As proposed, I investigated whether VEGF, like IL-6, can protect against Dex- and IR-induced apoptosis. Preliminary results show no/ weak antiapoptotic effects of VEGF on Dex- and IR- induced apoptosis in MM cells. In ongoing studies including also other apoptotic triggers, I will confirm these results. Furthermore, I will investigate the effects of antisense-Raf-1, RAFTK and SHP2 on IL-6- , IGF-I- , and VEGF- treated MM cells after exposure to IR, Dex, and and different drugs that are currently investigated in this lab.

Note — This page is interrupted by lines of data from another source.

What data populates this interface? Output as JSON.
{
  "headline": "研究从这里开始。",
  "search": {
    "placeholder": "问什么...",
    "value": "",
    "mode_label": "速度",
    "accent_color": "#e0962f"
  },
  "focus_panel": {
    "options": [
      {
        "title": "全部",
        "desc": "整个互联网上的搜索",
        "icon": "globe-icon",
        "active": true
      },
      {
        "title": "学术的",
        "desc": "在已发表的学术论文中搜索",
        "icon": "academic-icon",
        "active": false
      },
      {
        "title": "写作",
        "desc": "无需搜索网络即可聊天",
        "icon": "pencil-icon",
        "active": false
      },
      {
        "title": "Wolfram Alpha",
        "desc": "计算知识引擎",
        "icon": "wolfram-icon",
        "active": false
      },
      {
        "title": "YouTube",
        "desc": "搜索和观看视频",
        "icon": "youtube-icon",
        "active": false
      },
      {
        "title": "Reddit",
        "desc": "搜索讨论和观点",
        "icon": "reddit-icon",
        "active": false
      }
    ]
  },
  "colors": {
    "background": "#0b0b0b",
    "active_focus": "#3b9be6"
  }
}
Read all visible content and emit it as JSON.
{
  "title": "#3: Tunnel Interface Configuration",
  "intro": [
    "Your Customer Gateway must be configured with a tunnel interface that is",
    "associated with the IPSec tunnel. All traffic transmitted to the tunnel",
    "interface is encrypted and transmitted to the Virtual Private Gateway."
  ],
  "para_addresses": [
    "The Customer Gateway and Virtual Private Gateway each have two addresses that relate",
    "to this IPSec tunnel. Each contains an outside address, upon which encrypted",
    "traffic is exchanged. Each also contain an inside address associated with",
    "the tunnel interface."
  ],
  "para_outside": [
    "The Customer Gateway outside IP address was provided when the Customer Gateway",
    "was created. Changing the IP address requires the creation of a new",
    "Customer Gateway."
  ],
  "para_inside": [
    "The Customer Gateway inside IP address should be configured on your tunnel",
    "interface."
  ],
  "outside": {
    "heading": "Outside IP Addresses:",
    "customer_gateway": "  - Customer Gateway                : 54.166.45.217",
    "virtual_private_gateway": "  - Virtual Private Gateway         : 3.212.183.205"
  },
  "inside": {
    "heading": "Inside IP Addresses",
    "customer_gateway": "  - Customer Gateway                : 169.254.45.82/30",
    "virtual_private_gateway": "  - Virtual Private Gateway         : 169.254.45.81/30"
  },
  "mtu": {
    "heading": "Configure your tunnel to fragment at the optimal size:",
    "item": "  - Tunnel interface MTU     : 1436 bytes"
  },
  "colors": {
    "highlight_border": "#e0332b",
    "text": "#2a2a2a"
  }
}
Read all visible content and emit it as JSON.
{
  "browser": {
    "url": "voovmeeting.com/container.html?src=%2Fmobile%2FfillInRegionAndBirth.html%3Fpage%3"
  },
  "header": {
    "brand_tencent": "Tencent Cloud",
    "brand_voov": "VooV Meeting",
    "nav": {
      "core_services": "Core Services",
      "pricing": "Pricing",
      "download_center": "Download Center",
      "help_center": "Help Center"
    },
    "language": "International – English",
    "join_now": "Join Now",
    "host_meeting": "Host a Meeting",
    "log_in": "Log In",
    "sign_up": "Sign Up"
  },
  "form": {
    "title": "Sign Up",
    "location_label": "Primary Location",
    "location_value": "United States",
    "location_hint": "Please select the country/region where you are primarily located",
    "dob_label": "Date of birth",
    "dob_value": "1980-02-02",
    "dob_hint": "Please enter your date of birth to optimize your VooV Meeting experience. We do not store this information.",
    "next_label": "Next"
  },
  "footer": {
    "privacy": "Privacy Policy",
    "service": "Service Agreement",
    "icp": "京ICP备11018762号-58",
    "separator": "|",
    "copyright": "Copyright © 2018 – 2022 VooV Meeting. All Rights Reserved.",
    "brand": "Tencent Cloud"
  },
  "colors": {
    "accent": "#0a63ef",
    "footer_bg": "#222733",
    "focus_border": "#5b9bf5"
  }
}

In order to investigate VEGF-induced expression pattern in MM cells, I additionally isolated mRNA at different times after VEGF stimulation to perform oligonucleotide microarray analysis. By clustering the data, I aim to define further genes that are involved in VEGF-induced MM cell growth, survival, and migration.

New Specific Aim 4:

In extension to Specific Aim 3, I investigated in more detail the initial events of IL-6- and IGF-I- mediated signal transduction pathways leading to MM cell survival. Caveolae, specialized flask-shaped lipid rafts on the cell surface, are mainly composed of cholesterol, sphingolipids, and structural proteins, termed caveolins; functionally, these plasma membrane microdomains have been implicated in signal transduction and transmembrane transport. My preliminary data show for the first time the existence of caveolae, usually absent in blood cells, in MM cells by RT-PCR, western blot and transmission electron microscopy. My results also seem to indicate a possible role of caveolin-1 as a diagnostic and prognostic factor in MM, as previously suggested for some solid tumors (prostate cancer, oesophageal cancer, …). Fractions of plasma membrane rafts obtained by a discontinuous sucrose gradient contain the IL-6-receptor signal transducing chain gp130 and IGF-IR, as well as Caveolin-1. The constitutive complex-formation of gp130 and IGF-IR with Caveolin-1 was further supported by co-immunoprecipitation. The functional relevance of these lipid raft microdomains in IL-6- and IGF-I- signal transduction was next investigated. Importantly, IL-6- and IGF-I- treatment triggered the recruitment of PI3-kinase to caveolae. To disrupt caveolae-biogenesis I first targeted cholesterol and second, caveolin-1. Cholesterol depletion by b-cyclodextrin inhibits PI3-kinase/ receptor/ Caveolin-1 complex-formation and eventually the activation of PI3-kinase by IL-6 and IGF-I. Consequently, b-cyclodextrin and inhibition of cholesterol biosynthesis by lovastatin also cause blockade of IL-6- and IGF-I- triggered Akt-1/ PKB activation, leading to a decrease in overall MM cell survival. With the use of an inducible antisense-caveolin-1 containing vector, I am now trying to support these data demonstrating a key role of caveolae in the regulation of IL-6- and IGF-I-triggered survival mechanisms. Optimal plasmid-concentrations and transfection-timepoints were determined by usage of an eGFP-vector. Co-transfections with eGFP and Caveolin-1 will be performed next. After sorting positive cells, I will either develop stable cell lines or use transiently transfected cells directly.